Kinetic and spectroscopic evidence for active site inhibition of human aldose reductase.

Aldose reductase is an NADPH-dependent oxidoreductase that catalyzes the reduction of a variety of aldehydes and carbonyls, including monosaccharides. Intense interest in the discovery and characterization of inhibitors has developed since the action of this enzyme has been linked to the pathogenesis of some diabetic complications. Since past studies indicated that most inhibitors act noncompetitively or uncompetitively versus substrate in the direction of aldehyde reduction, it was assumed that they bind at one or more sites distinct from the active site. However, the crystal structure of aldose reductase complexed with inhibitor [Wilson et al. (1993) Proc. Natl. Acad. Sci. U.S.A. 90, 9847-9851] unambiguously revealed the inhibitor bound at the active site. The present study was undertaken to address this apparent discrepancy. Using a fluorometric assay, it was determined that zopolrestat, an acetic acid-type inhibitor, bound to aldose reductase complexed with either NADPH or NADP+. In contrast, the spirohydantoin-type inhibitor sorbinil demonstrated preferential binding to the binary enzyme.NADPH complex. Prior incubation of the enzyme.NADPH complex with zopolrestat prevented subsequent sorbinil binding. These results, together with the published structure of the ternary enzyme.NADPH.zopolrestat complex, are consistent with the conclusion that both sorbinil and zopolrestat bind at the active site.

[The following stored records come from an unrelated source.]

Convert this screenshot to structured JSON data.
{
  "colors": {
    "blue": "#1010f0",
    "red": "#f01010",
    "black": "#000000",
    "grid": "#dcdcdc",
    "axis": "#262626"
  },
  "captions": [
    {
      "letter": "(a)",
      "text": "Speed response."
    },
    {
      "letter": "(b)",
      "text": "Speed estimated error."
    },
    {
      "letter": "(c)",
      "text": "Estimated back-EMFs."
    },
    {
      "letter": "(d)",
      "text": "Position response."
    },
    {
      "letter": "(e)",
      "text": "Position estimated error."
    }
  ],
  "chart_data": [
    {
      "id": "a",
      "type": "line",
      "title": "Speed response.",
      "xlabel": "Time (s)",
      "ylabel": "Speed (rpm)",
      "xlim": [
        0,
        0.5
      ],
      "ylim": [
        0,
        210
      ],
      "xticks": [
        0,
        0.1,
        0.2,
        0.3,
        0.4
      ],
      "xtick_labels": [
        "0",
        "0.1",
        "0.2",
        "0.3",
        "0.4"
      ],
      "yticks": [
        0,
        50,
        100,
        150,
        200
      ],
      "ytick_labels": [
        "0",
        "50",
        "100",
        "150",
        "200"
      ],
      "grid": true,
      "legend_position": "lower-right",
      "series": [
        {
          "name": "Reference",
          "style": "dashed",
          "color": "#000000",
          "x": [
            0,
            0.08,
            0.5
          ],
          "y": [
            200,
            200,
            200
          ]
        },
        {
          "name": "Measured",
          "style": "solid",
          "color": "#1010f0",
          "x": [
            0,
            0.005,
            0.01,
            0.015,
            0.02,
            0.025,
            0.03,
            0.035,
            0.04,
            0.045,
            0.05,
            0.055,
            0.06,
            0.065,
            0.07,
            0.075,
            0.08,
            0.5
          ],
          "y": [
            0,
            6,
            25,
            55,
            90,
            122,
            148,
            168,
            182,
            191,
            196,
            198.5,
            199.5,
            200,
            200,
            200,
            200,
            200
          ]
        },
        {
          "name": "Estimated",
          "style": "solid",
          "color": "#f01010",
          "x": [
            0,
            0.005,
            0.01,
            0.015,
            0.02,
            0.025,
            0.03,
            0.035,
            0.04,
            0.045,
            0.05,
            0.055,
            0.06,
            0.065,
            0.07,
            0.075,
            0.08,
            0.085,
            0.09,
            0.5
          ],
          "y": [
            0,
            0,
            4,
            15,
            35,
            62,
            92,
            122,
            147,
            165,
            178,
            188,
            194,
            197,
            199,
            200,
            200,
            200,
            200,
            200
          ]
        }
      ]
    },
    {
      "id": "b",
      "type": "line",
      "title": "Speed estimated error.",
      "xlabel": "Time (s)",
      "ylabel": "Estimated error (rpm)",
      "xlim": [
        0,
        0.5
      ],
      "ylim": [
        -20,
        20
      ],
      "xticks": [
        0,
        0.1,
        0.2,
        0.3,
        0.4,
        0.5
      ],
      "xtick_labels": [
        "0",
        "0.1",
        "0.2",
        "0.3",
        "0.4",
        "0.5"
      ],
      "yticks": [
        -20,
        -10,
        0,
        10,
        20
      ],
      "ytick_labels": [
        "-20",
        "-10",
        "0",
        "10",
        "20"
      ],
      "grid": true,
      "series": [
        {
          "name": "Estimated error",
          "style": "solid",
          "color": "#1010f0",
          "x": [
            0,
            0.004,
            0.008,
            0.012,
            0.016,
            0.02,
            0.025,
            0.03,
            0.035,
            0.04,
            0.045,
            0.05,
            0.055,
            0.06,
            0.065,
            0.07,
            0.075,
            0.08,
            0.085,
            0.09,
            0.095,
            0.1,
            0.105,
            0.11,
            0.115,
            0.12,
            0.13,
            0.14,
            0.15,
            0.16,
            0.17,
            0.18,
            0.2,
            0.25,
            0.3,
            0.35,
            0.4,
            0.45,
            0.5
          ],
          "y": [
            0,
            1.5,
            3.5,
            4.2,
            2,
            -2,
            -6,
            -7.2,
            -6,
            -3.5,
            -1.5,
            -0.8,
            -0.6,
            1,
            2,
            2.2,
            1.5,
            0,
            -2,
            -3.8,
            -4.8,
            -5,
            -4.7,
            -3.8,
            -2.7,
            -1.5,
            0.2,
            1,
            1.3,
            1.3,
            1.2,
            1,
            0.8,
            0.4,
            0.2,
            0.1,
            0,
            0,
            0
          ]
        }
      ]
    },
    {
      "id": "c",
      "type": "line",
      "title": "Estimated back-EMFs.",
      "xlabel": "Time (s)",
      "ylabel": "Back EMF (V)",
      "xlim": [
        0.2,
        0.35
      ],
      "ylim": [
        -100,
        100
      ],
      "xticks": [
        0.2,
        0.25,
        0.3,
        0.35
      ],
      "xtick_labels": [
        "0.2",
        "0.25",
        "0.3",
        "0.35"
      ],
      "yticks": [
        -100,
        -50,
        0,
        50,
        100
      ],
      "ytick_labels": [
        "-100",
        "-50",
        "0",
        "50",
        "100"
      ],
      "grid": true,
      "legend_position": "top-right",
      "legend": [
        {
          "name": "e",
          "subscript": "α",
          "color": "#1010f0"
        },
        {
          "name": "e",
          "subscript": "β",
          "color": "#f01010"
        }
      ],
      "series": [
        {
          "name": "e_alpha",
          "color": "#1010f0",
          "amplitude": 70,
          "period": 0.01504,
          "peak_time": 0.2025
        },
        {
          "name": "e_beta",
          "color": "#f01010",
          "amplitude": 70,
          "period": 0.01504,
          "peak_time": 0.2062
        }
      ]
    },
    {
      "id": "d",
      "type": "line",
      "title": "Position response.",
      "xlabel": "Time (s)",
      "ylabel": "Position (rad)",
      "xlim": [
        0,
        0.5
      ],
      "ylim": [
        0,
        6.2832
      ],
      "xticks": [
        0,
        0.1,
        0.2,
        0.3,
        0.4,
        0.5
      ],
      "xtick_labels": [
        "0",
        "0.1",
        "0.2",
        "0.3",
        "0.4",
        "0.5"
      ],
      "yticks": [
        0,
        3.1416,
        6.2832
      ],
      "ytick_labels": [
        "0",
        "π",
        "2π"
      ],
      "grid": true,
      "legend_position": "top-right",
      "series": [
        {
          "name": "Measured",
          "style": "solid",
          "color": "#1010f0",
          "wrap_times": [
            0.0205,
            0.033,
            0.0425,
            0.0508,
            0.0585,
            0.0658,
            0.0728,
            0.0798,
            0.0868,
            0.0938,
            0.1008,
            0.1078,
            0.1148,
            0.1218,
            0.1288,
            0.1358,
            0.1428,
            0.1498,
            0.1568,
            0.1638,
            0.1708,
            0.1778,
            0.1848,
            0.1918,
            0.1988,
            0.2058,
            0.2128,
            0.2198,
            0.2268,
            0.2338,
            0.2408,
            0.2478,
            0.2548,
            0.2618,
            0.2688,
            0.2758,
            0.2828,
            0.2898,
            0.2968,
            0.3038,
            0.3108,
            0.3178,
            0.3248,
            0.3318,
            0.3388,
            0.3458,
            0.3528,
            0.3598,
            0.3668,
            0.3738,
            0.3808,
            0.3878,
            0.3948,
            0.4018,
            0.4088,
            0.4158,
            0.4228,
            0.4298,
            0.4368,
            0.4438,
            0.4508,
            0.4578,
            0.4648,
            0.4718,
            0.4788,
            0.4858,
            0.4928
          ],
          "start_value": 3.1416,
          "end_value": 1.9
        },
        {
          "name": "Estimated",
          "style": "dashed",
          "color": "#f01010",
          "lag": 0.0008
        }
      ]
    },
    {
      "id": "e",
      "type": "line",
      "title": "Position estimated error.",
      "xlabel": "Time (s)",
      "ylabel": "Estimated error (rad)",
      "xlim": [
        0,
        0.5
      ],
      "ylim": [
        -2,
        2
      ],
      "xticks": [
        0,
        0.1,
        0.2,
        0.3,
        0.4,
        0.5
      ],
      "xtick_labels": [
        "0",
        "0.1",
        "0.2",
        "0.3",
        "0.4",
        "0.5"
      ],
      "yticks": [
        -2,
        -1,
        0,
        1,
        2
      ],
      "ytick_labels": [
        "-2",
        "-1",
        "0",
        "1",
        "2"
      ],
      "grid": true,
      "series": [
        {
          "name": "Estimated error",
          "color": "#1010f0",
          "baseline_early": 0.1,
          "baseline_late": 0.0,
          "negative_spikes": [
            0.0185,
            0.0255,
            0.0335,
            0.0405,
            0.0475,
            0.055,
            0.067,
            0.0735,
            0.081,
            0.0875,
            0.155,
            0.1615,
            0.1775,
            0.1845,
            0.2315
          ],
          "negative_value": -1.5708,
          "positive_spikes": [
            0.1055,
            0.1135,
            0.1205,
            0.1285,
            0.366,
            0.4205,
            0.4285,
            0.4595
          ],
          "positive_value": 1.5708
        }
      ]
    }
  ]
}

We propose that mixed inhibition patterns previously observed with sorbinil are due to inhibitor binding to both structural isomers of the enzyme.NADPH complex. Similar patterns for inhibition by zopolrestat are due to tight binding of the inhibitor. Substrate inhibition in the direction of aldehyde reduction occurs as a result of substrate binding to the enzyme.NADP+ complex.